まだ素顔を日常的にみんなに晒すのは、抵抗があるのか?
「………」
沙織は口をA(←こんなふう)にして俺を見つめる。
や、悪かったよ。ゆっくり慣らしていけばいいさ。
「こんにちわ、先輩」
言葉少なげに挨拶する黒猫。
右手には大きな紙袋がある。多分中には大量のDVDが入っているんだろう。
「マスケラの鑑賞会やるんだってな。それ、重かっただろ?」
「夜の眷属たるわたしにとって、こんなもの、大した重さではないわ。今宵、あなたの妹はマスケラの深淵なる闇を垣間見ることになる――」
絶好調ですね、黒猫さんも。
「京介氏、きりりん氏はいずこに?」
「リビングで待ってるよ。上がってくれ」
玄関で靴を脱ぎ、俺は階段に足をかける。
そろそろ俺も出かける準備をしないとな。
「先輩?」
「……ん?」
振り返れば、なぜか黒猫はリビングに行かず、深紅の瞳で俺を見上げていた。
「あなたは鑑賞会に参加しないの?」
「昼から用事があるんだ。お前ら三人で楽しんでくれ」
「そう……残念だわ」
黒猫は俯く。垂れた前髪で両目が隠れ、一瞬、泣きぼくろが本物の黒い雫のように見えた。

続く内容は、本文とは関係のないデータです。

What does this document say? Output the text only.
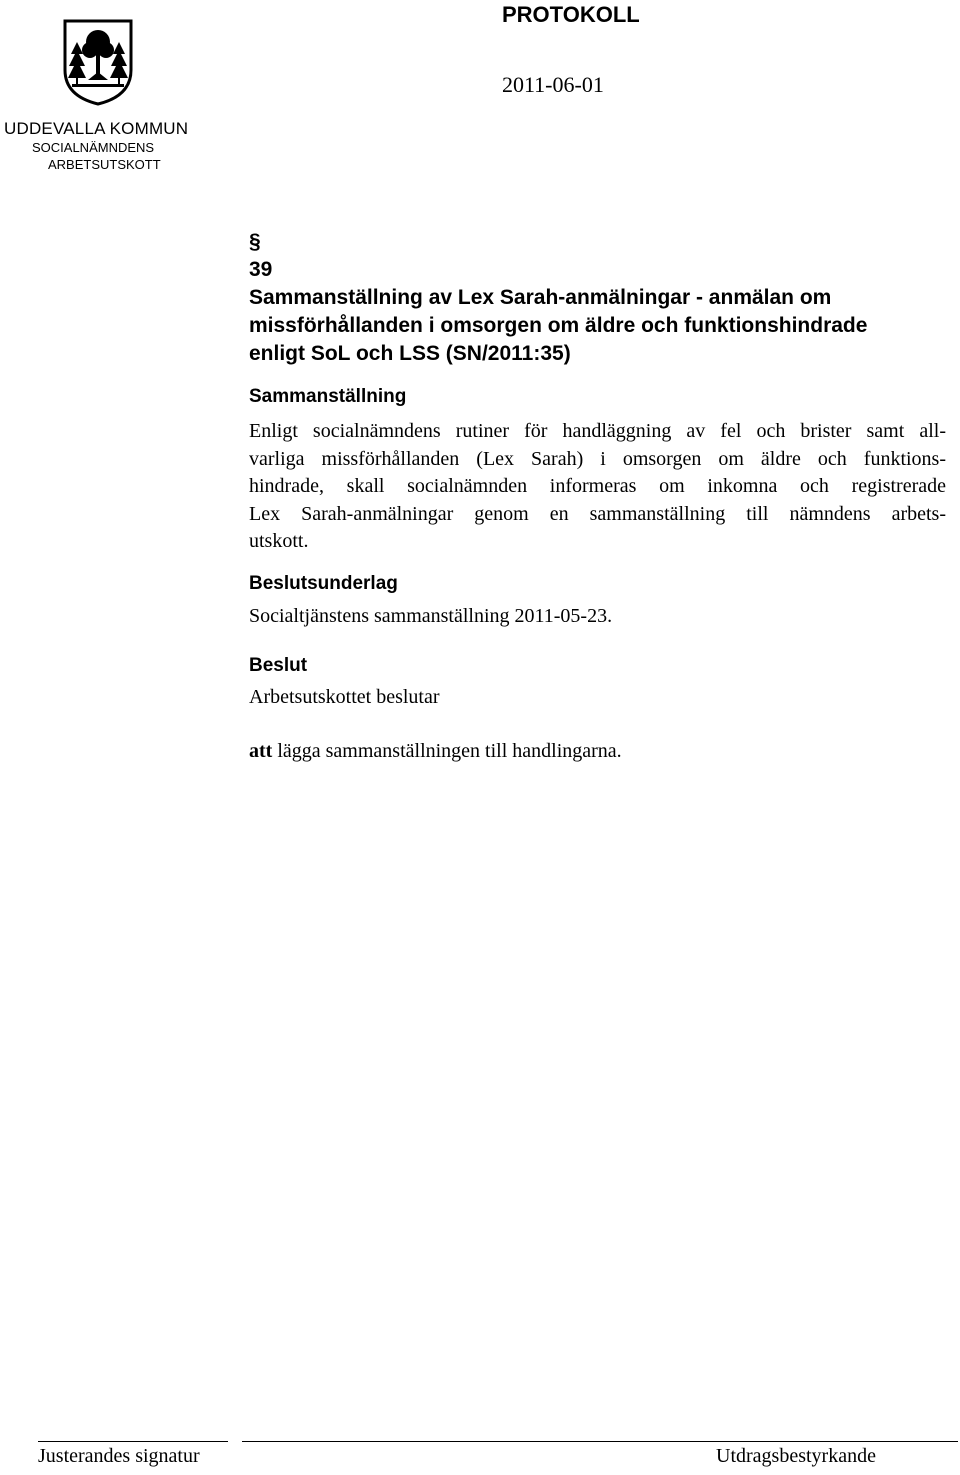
UDDEVALLA KOMMUN
SOCIALNÄMNDENS
ARBETSUTSKOTT
PROTOKOLL
2011-06-01
§
39
Sammanställning av Lex Sarah-anmälningar - anmälan om
missförhållanden i omsorgen om äldre och funktionshindrade
enligt SoL och LSS (SN/2011:35)
Sammanställning
Enligt socialnämndens rutiner för handläggning av fel och brister samt all-
varliga missförhållanden (Lex Sarah) i omsorgen om äldre och funktions-
hindrade, skall socialnämnden informeras om inkomna och registrerade
Lex Sarah-anmälningar genom en sammanställning till nämndens arbets-
utskott.
Beslutsunderlag
Socialtjänstens sammanställning 2011-05-23.
Beslut
Arbetsutskottet beslutar
att lägga sammanställningen till handlingarna.
Justerandes signatur	Utdragsbestyrkande
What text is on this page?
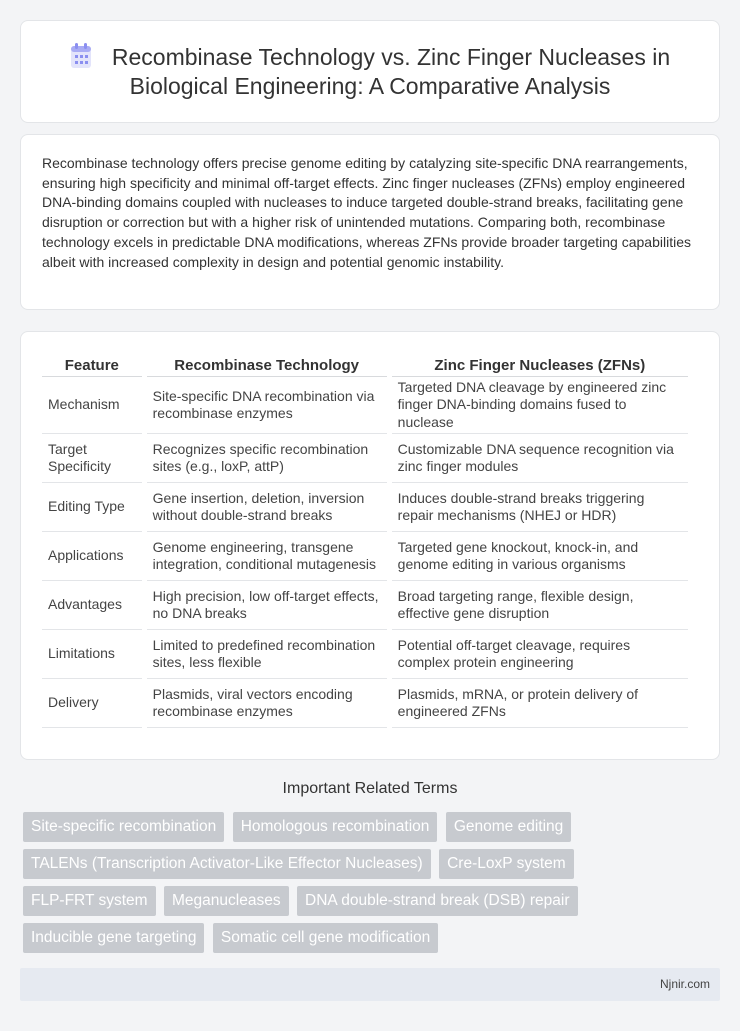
Recombinase Technology vs. Zinc Finger Nucleases in
Biological Engineering: A Comparative Analysis

Recombinase technology offers precise genome editing by catalyzing site-specific DNA rearrangements, ensuring high specificity and minimal off-target effects. Zinc finger nucleases (ZFNs) employ engineered DNA-binding domains coupled with nucleases to induce targeted double-strand breaks, facilitating gene disruption or correction but with a higher risk of unintended mutations. Comparing both, recombinase technology excels in predictable DNA modifications, whereas ZFNs provide broader targeting capabilities albeit with increased complexity in design and potential genomic instability.

Feature	Recombinase Technology	Zinc Finger Nucleases (ZFNs)
Mechanism	Site-specific DNA recombination via recombinase enzymes	Targeted DNA cleavage by engineered zinc finger DNA-binding domains fused to nuclease
Target Specificity	Recognizes specific recombination sites (e.g., loxP, attP)	Customizable DNA sequence recognition via zinc finger modules
Editing Type	Gene insertion, deletion, inversion without double-strand breaks	Induces double-strand breaks triggering repair mechanisms (NHEJ or HDR)
Applications	Genome engineering, transgene integration, conditional mutagenesis	Targeted gene knockout, knock-in, and genome editing in various organisms
Advantages	High precision, low off-target effects, no DNA breaks	Broad targeting range, flexible design, effective gene disruption
Limitations	Limited to predefined recombination sites, less flexible	Potential off-target cleavage, requires complex protein engineering
Delivery	Plasmids, viral vectors encoding recombinase enzymes	Plasmids, mRNA, or protein delivery of engineered ZFNs
Important Related Terms
Site-specific recombination Homologous recombination Genome editing TALENs (Transcription Activator-Like Effector Nucleases) Cre-LoxP system FLP-FRT system Meganucleases DNA double-strand break (DSB) repair Inducible gene targeting Somatic cell gene modification
Njnir.com
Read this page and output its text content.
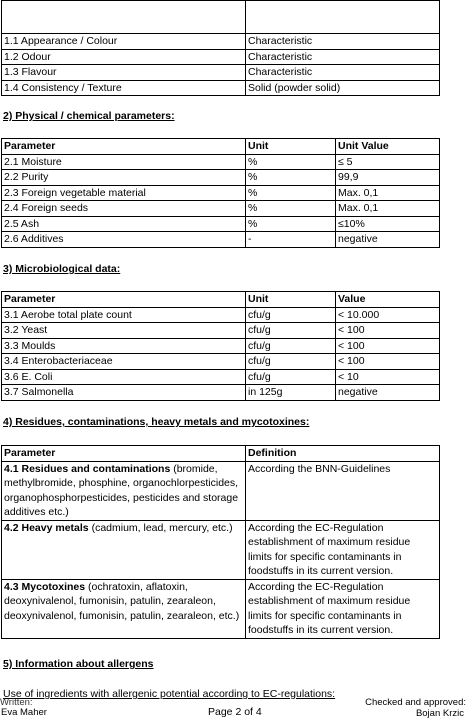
1.1 Appearance / Colour	Characteristic
1.2 Odour	Characteristic
1.3 Flavour	Characteristic
1.4 Consistency / Texture	Solid (powder solid)
2) Physical / chemical parameters:
Parameter	Unit	Unit Value
2.1 Moisture	%	≤ 5
2.2 Purity	%	99,9
2.3 Foreign vegetable material	%	Max. 0,1
2.4 Foreign seeds	%	Max. 0,1
2.5 Ash	%	≤10%
2.6 Additives	-	negative
3) Microbiological data:
Parameter	Unit	Value
3.1 Aerobe total plate count	cfu/g	< 10.000
3.2 Yeast	cfu/g	< 100
3.3 Moulds	cfu/g	< 100
3.4 Enterobacteriaceae	cfu/g	< 100
3.6 E. Coli	cfu/g	< 10
3.7 Salmonella	in 125g	negative
4) Residues, contaminations, heavy metals and mycotoxines:
Parameter	Definition
4.1 Residues and contaminations (bromide, methylbromide, phosphine, organochlorpesticides, organophosphorpesticides, pesticides and storage additives etc.)	According the BNN-Guidelines
4.2 Heavy metals (cadmium, lead, mercury, etc.)	According the EC-Regulation establishment of maximum residue limits for specific contaminants in foodstuffs in its current version.
4.3 Mycotoxines (ochratoxin, aflatoxin, deoxynivalenol, fumonisin, patulin, zearaleon, deoxynivalenol, fumonisin, patulin, zearaleon, etc.)	According the EC-Regulation establishment of maximum residue limits for specific contaminants in foodstuffs in its current version.
5) Information about allergens
Use of ingredients with allergenic potential according to EC-regulations:
Written:
Eva Maher	Page 2 of 4
Checked and approved:
Bojan Krzic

「でもきっと……わたしと同じくらい、あなたの妹も残念がっているのでしょうね」
デジャビュ。
『好きよ……あなたの妹が、あなたのことを好きな気持ちに、負けないくらい』
黒猫は時折、自分の気持ちの強弱を、桐乃のそれを例に出して表現する。
俺と黒猫は、しばらくの間無言で、視線を通わせた。
思い出すのは、夏の日々。
約束の地で黒猫に告白され、夢中になって付き合い、夏の終わりと一緒に別れたこと……。
「瑠璃――」
「京介氏ー?黒猫氏ー?」
我に返る。俺は昂ぶる気持ちを抑えて言った。
「行けよ。沙織が呼んでるぜ」
「え、ええ、そうね」
黒猫は名残惜しげに下唇を噛み、足早にリビングに駆けていった。
踵を返して、自室に駆け込む。
なにやってんだろうな、俺。
意識しちまうのは仕方ないにしても、名前で呼びかけるなんてよ……。